Eccentric-orbit extreme-mass-ratio-inspiral radiation. II. 1PN correction to leading-logarithm and subleading-logarithm flux sequences and the entire perturbative 4PN flux

Abstract

In a recent paper we showed that for eccentric-orbit extreme-mass-ratio inspirals the analytic forms of the leading-logarithm energy and angular momentum post-Newtonian (PN) flux terms (radiated to infinity) can, to arbitrary PN order, be determined by sums over the Fourier spectrum of the Newtonian quadrupole moment. We further showed that an essential part of the eccentricity dependence of the related subleading-logarithm PN sequences, at lowest order in the symmetric mass ratio $\nu$, stems as well from the Newtonian quadrupole moment. Once that part is factored out, the remaining eccentricity dependence is more easily determined by black hole perturbation theory.

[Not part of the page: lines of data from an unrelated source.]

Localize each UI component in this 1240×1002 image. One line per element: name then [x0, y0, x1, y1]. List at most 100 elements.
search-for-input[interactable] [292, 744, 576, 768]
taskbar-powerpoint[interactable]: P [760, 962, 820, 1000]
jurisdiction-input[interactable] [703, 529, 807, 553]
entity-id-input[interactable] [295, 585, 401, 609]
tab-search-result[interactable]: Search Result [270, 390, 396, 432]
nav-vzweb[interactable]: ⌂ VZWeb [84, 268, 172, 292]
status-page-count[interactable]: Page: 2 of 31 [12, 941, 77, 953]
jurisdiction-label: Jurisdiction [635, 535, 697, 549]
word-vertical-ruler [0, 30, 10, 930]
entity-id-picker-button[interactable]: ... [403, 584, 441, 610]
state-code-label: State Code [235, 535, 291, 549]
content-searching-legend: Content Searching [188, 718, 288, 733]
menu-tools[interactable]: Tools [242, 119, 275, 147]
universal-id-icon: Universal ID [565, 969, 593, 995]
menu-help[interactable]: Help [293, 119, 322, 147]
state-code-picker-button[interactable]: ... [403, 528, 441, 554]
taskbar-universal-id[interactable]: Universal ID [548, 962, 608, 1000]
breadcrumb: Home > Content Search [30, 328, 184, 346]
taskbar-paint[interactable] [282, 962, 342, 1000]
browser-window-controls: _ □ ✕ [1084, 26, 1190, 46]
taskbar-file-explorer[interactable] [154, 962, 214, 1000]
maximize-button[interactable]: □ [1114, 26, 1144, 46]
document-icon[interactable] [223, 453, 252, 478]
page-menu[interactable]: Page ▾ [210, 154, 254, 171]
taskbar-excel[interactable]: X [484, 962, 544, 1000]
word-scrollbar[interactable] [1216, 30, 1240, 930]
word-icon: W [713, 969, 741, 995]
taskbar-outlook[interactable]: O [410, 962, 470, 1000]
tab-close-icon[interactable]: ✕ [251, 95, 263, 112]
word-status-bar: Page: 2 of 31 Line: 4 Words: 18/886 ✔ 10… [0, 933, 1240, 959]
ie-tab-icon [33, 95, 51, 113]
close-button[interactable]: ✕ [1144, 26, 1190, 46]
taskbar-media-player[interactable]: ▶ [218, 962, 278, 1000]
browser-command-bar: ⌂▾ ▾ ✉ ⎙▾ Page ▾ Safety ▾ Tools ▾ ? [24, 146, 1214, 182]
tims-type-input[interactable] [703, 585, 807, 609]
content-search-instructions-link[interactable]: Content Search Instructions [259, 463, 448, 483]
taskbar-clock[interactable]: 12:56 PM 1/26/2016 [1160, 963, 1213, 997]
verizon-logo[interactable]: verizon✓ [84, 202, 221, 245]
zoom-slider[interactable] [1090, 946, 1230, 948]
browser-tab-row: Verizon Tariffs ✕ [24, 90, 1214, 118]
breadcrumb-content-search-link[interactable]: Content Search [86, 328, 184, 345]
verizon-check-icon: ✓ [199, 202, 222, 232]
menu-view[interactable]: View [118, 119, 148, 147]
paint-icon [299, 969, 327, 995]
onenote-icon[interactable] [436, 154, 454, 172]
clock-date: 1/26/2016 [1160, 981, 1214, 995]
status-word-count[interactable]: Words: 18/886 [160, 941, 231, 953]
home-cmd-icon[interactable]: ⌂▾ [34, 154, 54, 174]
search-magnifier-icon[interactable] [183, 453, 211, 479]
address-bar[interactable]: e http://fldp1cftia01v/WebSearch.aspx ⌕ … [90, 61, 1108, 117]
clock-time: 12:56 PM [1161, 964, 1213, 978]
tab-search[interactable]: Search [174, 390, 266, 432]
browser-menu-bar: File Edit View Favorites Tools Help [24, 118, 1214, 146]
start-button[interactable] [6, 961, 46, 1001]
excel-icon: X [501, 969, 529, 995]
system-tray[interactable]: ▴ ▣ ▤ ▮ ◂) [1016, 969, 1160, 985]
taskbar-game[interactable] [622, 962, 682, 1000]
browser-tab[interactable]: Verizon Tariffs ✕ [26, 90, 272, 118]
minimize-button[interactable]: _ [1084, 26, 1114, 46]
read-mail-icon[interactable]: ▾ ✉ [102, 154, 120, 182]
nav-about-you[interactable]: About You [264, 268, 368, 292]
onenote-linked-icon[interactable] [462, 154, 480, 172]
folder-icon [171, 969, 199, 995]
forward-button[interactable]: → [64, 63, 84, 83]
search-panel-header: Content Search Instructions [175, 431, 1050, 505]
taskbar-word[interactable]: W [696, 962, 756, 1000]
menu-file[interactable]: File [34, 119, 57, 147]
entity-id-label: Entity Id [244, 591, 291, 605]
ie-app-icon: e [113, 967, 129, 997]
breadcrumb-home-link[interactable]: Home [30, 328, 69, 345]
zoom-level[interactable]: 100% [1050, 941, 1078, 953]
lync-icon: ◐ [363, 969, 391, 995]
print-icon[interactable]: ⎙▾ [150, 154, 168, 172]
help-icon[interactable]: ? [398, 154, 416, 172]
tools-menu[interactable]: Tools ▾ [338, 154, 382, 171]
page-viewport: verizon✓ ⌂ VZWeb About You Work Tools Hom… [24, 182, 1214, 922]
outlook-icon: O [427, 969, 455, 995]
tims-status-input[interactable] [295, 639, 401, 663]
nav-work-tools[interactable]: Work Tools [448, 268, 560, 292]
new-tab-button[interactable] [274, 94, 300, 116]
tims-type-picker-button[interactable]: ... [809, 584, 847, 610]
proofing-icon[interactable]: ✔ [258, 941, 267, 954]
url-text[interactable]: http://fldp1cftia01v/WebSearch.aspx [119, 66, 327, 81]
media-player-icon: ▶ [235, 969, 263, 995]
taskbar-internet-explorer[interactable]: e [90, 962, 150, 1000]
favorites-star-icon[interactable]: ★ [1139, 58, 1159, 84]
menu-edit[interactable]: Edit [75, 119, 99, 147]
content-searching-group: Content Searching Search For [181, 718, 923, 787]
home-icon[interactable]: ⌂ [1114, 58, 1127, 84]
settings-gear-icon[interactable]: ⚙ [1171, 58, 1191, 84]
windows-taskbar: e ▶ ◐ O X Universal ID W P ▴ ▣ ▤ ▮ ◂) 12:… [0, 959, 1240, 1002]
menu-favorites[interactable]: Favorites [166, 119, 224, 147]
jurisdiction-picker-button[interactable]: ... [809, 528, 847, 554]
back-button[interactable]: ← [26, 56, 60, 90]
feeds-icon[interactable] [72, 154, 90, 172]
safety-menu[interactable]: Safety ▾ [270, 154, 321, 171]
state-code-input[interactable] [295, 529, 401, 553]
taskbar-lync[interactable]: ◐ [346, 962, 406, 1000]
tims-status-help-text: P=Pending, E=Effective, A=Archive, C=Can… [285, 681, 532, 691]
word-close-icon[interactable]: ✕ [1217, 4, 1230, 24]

In this paper we show how the sequences that are the 1PN corrections to the entire leading-logarithm series, namely terms that appear at PN orders $x^{3k+1} \log^k(x)$ and $x^{3k+5/2} \log^k(x)$ (for PN compactness parameter $x$ and integers $k\ge 0$), at lowest order in $\nu$, are determined by the Fourier spectra of the Newtonian mass octupole, Newtonian current quadrupole, and 1PN part of the mass quadrupole moments. We also develop a conjectured (but plausible) form for 1PN correction to the leading logs at second order in $\nu$. Further, in analogy to the first paper, we show that these same source multipole moments also yield nontrivial parts of the 1PN correction to the subleading-logarithm series, and that the remaining eccentricity dependence (at lowest order in $\nu$) can then more easily be determined using black hole perturbation theory. We use this method to determine the entire analytic eccentricity dependence of the perturbative (i.e., lowest order in $\nu$) 4PN non-log terms, $\mathcal{R}_4(e_t)$ and $\mathcal{Z}_4(e_t)$, for energy and angular momentum respectively.